In den beiden Stadtteilen Innenstadt und Heddesdorf treffen viele Familien besondere Belastungen. Gerade dort erleben viele Kinder die Folgen finanzieller Not oder alltäglicher Benachteiligung – auch wenn die Familie selbst vielleicht gar kein geringes Einkommen hat. Beengte und teure Wohnverhältnisse, teilweise ein erschwerter Zugang zu Bildung und Kultur sind Alltag in vielen Familien. Das prägt auch die Freizeitgestaltung der Kinder. Und wer in der Freizeit nicht mit den Klassenkameradinnen und Nachbarskindern spielt, gleiche Erlebnisse teilt und so mitreden kann, wird auch in der Schule schnell mal zum Außenseiter, beobachtet Sozialpädagoge Stephan Amstad. „Chancengerechtigkeit können wir nur erreichen, wenn wir alle Facetten des Lebens betrachten“, sagt Amstad und betont: „Finanzielle Unterstützung für bedürftige Familien ist wichtig, aber kein Allheilmittel. Wir brauchen Zusammenhalt von klein auf, um als Gesellschaft stark zu sein.“ Den Ansatz der kinderfreundlichen Kommune, die Jüngsten in wichtige Entscheidungen mit einzubeziehen, befürwortet er: „Die Kinder können sehr gut formulieren, was ihnen fehlt und was sie brauchen. Wir müssen sie eigentlich nur dabei unterstützen, ihre konstruktiven Vorschläge umzusetzen.“
Starke Unterstützung für starke Kinder
Der mittlerweile sogar in Berlin bekannte „Neuwieder Weg“ setzt darauf, Kinder und Jugendliche aus ökonomisch schwachen Stadtteilen unabhängig von den tatsächlichen finanziellen Möglichkeiten der Familien zu fördern. Wie genau, das entscheiden die Kinder mit: Im Zukunftsausschuss erhielten die Kinder nun ein neues Format. Einige der Mitentscheider kennen diese Art der Mitbestimmung bereits aus dem Kinderparlament im AWO Hort. Im Zukunftsausschuss sammeln sie gemeinsam Ideen, priorisieren die Wünsche und planen in Zusammenarbeit mit der Stadtverwaltung und verschiedenen Kooperationspartnern ihre Projekte. Die Wünsche der Kinder sind oft bescheiden: Statt Phantasialand, Mallorca oder der neuen Playstation wünschen sie sich ein Fußballcamp, Bewegungsevents, Koch- und Schwimmkurse.

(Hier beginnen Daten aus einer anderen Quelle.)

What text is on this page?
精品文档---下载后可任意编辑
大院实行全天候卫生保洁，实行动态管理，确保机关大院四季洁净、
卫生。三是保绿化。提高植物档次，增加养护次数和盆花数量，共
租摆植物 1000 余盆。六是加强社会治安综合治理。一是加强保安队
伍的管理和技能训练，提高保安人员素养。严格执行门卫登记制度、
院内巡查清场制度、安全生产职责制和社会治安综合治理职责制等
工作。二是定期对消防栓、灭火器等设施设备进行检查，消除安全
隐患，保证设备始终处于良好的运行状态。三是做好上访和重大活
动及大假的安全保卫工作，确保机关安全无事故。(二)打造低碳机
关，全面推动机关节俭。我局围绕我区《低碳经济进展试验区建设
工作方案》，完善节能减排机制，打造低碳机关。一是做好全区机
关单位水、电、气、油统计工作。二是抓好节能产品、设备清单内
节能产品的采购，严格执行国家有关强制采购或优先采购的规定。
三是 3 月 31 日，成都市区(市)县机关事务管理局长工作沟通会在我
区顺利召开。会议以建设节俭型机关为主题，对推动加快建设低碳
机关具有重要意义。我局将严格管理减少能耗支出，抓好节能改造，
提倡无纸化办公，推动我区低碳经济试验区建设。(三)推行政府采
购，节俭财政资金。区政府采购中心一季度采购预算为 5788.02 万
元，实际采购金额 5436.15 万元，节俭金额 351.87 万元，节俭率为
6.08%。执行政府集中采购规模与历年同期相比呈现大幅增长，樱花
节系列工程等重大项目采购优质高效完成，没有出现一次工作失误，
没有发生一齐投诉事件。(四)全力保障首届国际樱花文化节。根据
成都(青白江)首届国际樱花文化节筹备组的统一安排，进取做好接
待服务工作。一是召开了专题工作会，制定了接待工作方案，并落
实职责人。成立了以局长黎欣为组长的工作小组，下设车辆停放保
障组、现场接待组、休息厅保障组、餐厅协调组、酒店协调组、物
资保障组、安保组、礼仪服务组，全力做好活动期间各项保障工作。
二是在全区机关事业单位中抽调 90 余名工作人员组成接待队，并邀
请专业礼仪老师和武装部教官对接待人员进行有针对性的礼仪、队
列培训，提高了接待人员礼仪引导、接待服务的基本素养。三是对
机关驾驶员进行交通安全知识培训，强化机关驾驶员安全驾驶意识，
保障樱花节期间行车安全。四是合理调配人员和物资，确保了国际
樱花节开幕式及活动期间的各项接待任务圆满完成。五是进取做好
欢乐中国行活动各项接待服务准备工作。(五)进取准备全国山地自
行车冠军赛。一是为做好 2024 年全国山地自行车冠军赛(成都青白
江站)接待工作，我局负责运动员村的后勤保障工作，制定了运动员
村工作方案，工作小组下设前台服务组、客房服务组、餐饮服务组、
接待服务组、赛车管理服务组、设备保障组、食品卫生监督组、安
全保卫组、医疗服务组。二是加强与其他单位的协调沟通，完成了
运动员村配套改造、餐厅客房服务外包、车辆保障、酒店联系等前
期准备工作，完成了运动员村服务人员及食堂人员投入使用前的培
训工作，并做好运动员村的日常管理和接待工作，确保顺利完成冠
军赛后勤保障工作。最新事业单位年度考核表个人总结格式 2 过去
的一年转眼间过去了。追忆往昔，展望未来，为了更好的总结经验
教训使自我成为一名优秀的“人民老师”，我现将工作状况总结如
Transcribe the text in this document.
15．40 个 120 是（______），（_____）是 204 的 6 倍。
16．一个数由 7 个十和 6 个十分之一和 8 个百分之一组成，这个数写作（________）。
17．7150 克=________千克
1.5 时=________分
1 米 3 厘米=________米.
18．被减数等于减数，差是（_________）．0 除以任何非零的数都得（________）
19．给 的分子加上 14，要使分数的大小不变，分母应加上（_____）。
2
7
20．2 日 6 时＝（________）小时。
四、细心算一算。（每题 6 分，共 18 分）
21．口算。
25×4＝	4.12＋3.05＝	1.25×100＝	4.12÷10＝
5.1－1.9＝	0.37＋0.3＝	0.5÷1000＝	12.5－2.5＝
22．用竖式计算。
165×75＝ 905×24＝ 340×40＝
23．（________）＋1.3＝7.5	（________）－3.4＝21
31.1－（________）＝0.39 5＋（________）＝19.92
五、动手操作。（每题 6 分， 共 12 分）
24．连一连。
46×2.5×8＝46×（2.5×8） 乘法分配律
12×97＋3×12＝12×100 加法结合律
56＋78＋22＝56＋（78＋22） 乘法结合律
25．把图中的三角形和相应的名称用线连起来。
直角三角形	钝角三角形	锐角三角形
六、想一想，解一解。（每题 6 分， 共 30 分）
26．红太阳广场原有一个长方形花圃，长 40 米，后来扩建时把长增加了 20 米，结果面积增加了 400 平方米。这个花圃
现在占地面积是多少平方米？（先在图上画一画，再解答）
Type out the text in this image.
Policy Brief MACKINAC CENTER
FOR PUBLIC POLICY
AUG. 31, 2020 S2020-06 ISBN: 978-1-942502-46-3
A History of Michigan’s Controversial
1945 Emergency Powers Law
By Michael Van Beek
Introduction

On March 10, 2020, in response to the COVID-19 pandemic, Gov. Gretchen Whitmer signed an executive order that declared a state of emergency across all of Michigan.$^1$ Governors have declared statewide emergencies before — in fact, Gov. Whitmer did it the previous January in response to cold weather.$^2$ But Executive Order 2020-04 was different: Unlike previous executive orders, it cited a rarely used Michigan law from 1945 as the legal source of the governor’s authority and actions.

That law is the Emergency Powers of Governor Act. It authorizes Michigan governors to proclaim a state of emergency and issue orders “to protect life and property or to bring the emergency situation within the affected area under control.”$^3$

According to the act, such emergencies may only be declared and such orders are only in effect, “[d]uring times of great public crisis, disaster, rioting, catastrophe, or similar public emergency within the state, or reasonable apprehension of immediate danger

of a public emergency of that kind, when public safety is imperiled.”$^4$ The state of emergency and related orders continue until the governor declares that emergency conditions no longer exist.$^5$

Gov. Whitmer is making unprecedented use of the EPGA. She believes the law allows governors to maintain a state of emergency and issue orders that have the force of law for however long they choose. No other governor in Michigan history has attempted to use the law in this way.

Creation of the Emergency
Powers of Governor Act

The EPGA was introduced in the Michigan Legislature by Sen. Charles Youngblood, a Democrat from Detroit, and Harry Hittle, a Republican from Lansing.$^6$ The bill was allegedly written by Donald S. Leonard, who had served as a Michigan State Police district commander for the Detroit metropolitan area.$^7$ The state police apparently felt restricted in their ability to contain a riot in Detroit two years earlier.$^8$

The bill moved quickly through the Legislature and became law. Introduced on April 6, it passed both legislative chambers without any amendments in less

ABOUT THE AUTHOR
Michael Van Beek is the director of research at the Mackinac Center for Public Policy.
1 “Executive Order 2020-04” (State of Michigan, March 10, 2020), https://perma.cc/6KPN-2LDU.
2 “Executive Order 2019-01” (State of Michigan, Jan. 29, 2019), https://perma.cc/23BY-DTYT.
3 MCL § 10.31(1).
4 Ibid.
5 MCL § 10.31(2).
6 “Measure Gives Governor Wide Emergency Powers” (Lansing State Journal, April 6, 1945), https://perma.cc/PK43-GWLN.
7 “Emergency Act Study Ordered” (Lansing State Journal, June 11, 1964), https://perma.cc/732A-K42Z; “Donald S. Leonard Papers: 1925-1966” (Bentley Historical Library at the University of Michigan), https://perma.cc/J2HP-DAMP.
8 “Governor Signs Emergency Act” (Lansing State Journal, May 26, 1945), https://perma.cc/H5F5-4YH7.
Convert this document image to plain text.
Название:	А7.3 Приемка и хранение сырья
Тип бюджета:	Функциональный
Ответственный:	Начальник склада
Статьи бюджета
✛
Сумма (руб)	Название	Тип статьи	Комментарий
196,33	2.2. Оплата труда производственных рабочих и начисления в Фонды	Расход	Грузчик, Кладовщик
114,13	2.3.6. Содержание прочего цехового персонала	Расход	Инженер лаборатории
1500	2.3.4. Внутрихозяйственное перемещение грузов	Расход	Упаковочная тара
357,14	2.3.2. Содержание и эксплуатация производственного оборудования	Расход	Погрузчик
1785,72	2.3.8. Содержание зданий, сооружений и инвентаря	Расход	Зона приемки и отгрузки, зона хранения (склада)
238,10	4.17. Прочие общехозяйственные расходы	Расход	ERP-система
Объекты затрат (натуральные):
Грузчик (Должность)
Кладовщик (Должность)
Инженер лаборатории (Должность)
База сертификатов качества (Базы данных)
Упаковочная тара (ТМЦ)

Glückliche Gesichter ringsum waren diesen Sommer im Familienfreibad Oberbieber zu sehen: Die Ehrenamtler der Bürgerstiftung, die die Infrastruktur des Bades zur Verfügung stellen und zum Ende der Ausbildung die Seepferdchen-Prüfung abnehmen, wie auch Ehrenamtler des Heimat- und Verschönerungsvereins Oberbieber haben sich mit der AWO Neuwied und dem städtischen Kinder- und Jugendbüro zusammengetan, um den Wunsch nach einem Schwimmkurs zu erfüllen. Unter fachkundiger Anleitung lernten etwa 40 Kinder in zwei Ferienfreizeit-Kursen die Grundlagen für den großen Badespaß. Während einige Kinder in den ersten Tagen noch große Angst selbst vor flachem Wasser hatten, konnten andere bereits ganz passable Schwimmzüge machen. Gemeinsam machten sie sich auf den Weg zum ersten Schwimmabzeichen.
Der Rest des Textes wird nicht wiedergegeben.